Commission Justice du Parti Communiste Français - Conférence de Presse

Mise en ligne : 12 May 2003

Dernière modification : 15 August 2010

Conférence de Presse Le 7 mai 2003 Au siège du Parti Communiste Français

Avec Henri Malberg - chargé de la Commission Justice Robert Bret - Sénateur Nicole Borvo - Sénatrice, chargée des libertés à l’Exécutif national du PCF

Texte de l'article :

JUSTICE – SECURITE – PRISON
Une révolution réactionnaire

Un an après l’arrivée de la droite au pouvoir, on peut parler de révolution conservatrice à propos des décisions prises en matière de justice, de sécurité et de prison.
C’est une société inquiétante qui se dessine au plan de la démocratie et du respect des droits des personnes. Dans l’immédiat, la situation est explosive dans les prisons et il convient d’agir vite.

Le point presse a porté également sur les dernières décisions du gouvernement en matière de prison.

Note de travail pour la rencontre de presse
De la Commission Justice
Henri Malberg

Des personnalités de mouvements associatifs et des syndicalistes qui s’occupent des problèmes de justice - police - sécurité des prisons, nous ont fait valoir l’importance qu’il y aurait à ce que s’expriment des prises de position des partis politiques sur la politique de sûreté du gouvernement actuel.

Le Parti communiste l’a fait plusieurs fois.

Mais aujourd’hui, un an après l’installation du gouvernement actuel, on peut donner une opinion plus générale sur la trajectoire poursuivie dans cette question comme sur d’autres.

§ S’agissant des prisons, je souhaite qu’on considère cette intervention comme un cri d’alerte.

La situation est inacceptable. Et devient ingérable, dit-on, à l’Administration pénitentiaire.

Il y a en France 48 600 places dans les prisons. Et au 1er avril, 59 155 détenus.

Le rythme d’accroissement du nombre des détenus a été de :

- 1000 en janvier

- 1000 en février

- 2000 en mars

La prévision pour juillet est de 62 000 détenus.

Il n’y a jamais eu - hors la guerre - autant de personnes en prison en France.

La croissance du nombre des détenus a été de 14% en un an (septembre 2001/septembre 2002)

A ce rythme, c’est 70 000 l’année prochaine.

Et combien en 2005, 2006 ?

Il y avait 20 000 personnes en prison dans les années 1950.

Les 10 600 nouvelles places de prison prévues le sont pour 2006. Mais, elles devaient servir largement pour remplacer les prisons scandaleusement vétustes dans lesquelles sont détenues des milliers de personnes.

Il faut dire que derrière ces chiffres, il y a des êtres humains. Des détenus et des personnels sous pression.
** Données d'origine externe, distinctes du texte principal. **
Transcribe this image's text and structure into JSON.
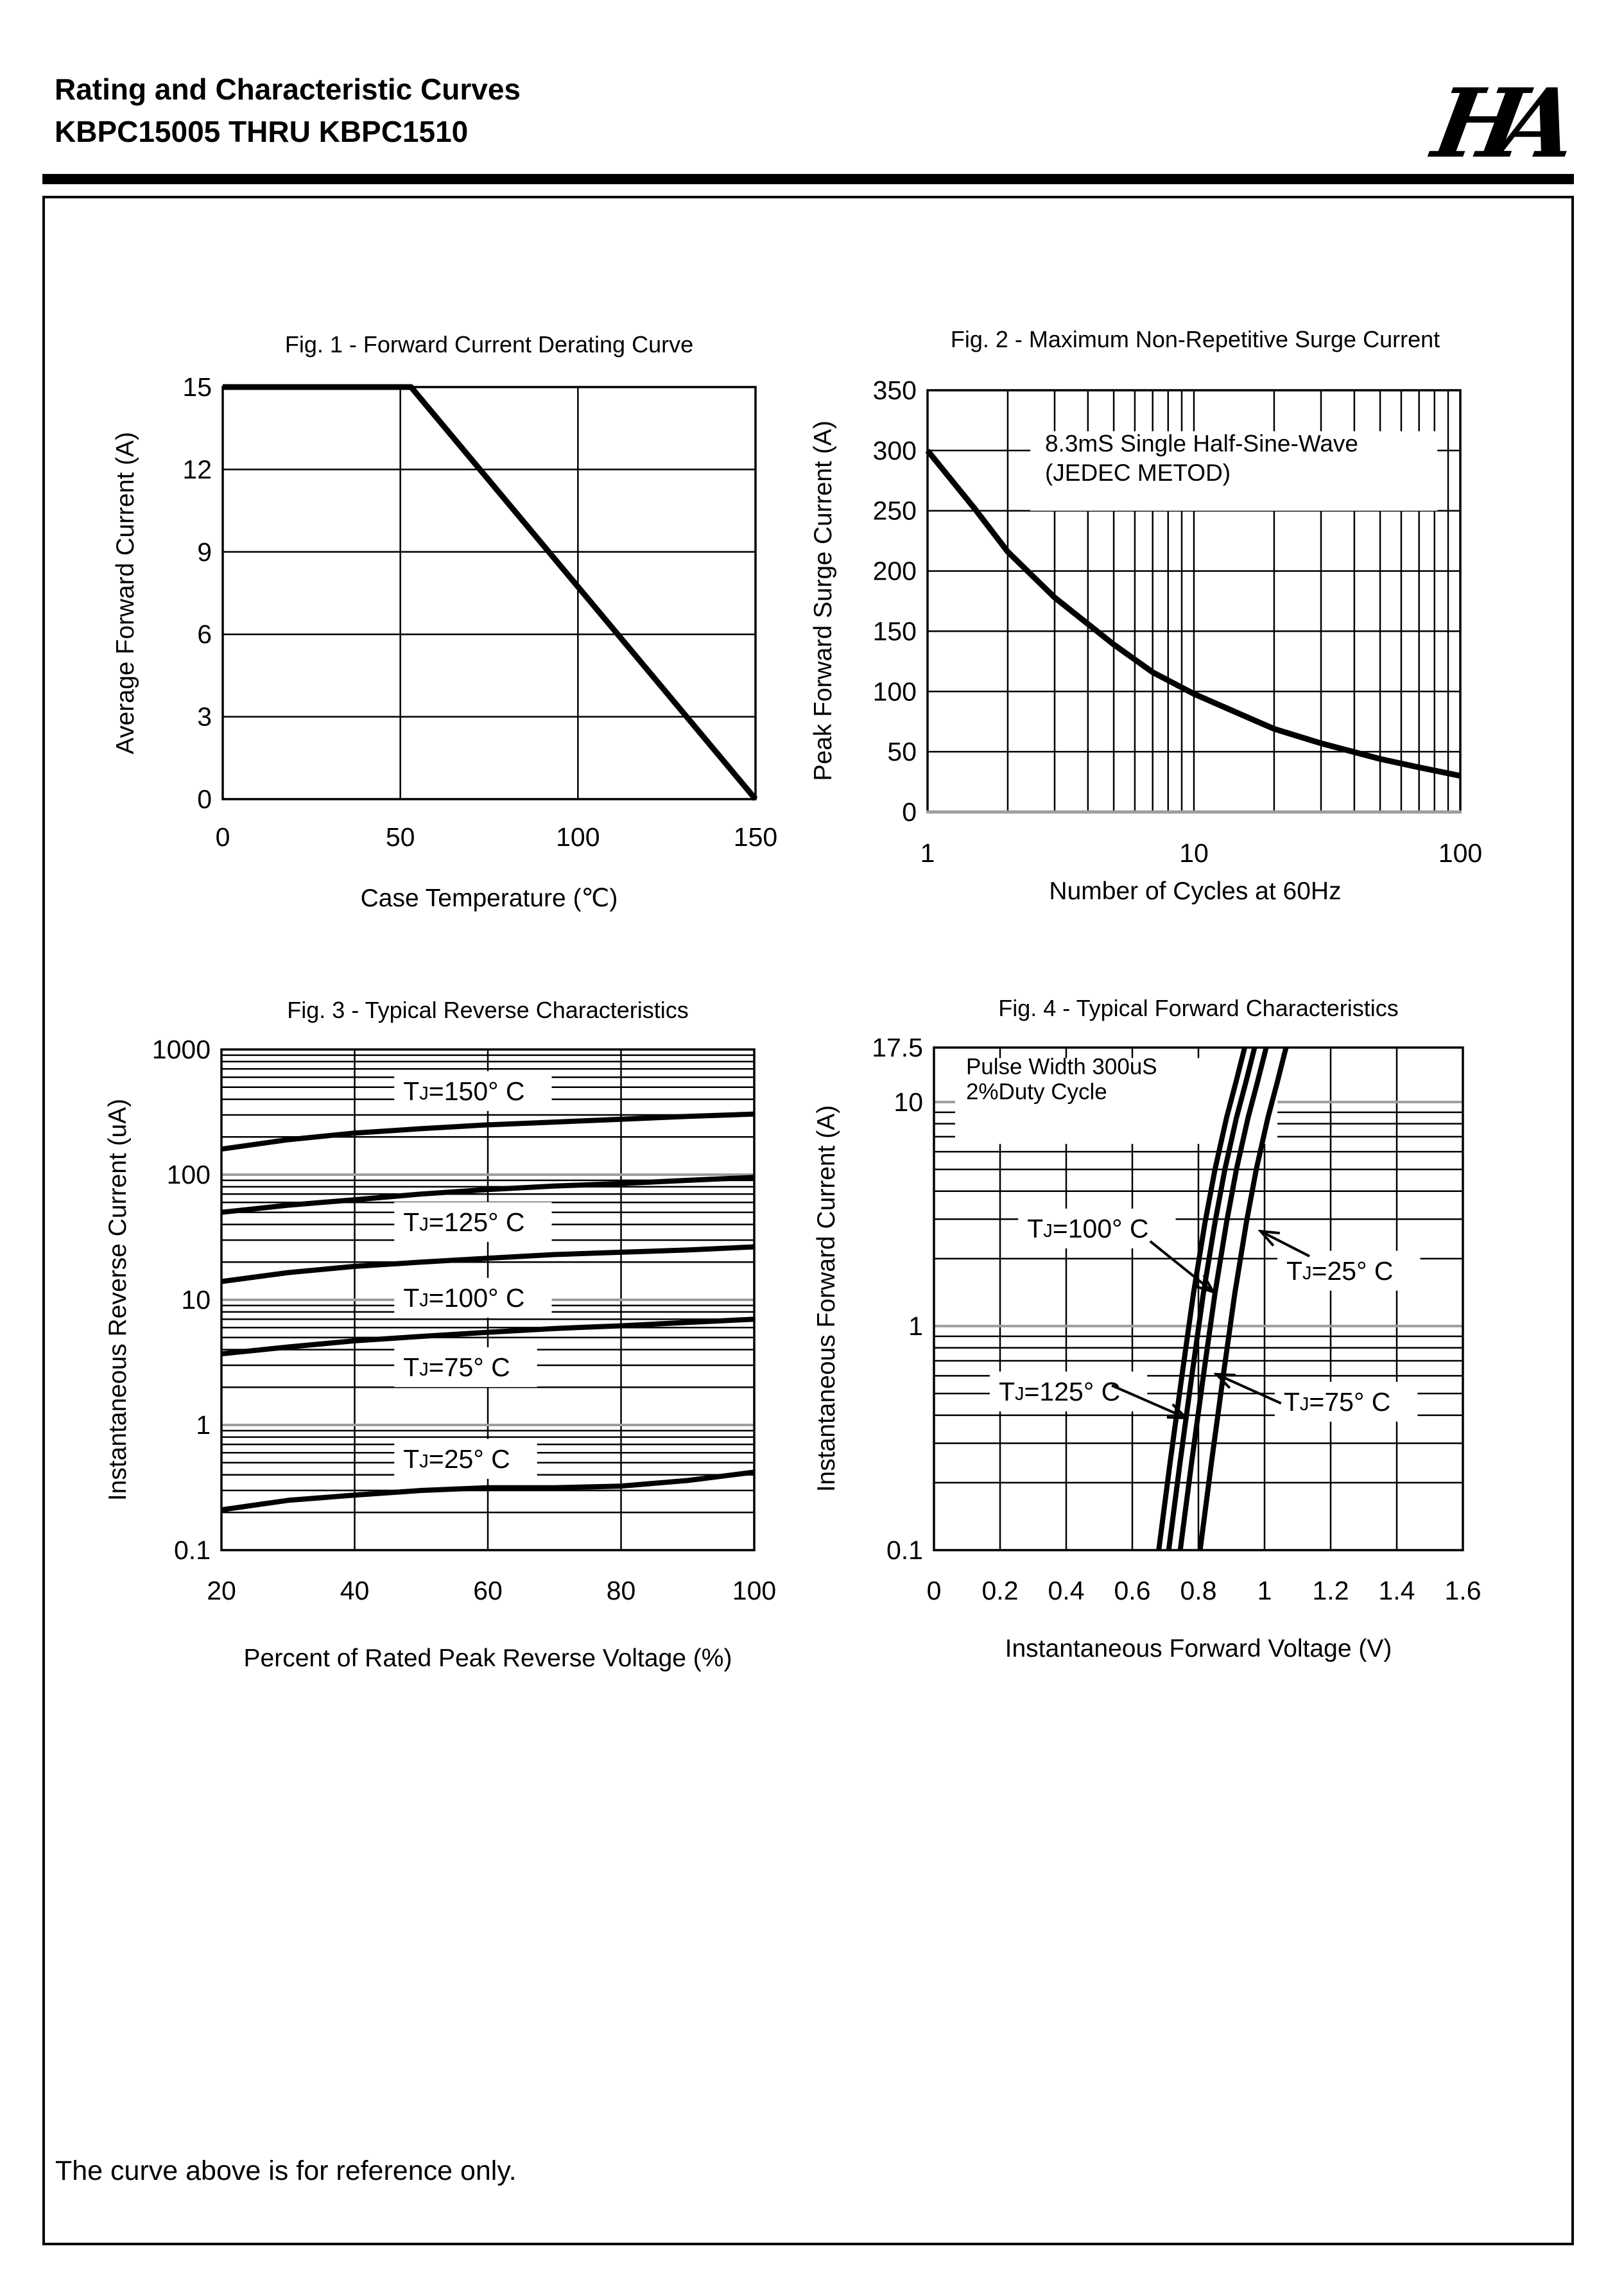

On frôle le drame chaque jour.

Le dernier bulletin de la CGT pénitentiaire parle de prisons à saturation et au bord de l’asphyxie. A Joux la Ville, centre de détention, en quelques semaines on est passé au quartier homme de 250 à 400. En Maison d’arrêt, des personnes condamnées, comme des prévenus donc présumées innocentes, vivent 20 heures par jour à quatre dans 9 mètres carrés. A Loos les Lille la prison est occupée à 200%. Le personnel ne suffit plus à emmener les détenus à la douche ou chez le médecin.

L’accroissement du nombre des détenus vient de l’emballement des détentions provisoires à la suite des comparutions immédiates.

Entre janvier 2000 et janvier 2003, les détentions provisoires ordonnées en comparution immédiate ont triplé. Dans les prisons françaises, le nombre de personnes en attente d’être jugées qui était de 15 080 en janvier 2001 est aujourd’hui de 22 285.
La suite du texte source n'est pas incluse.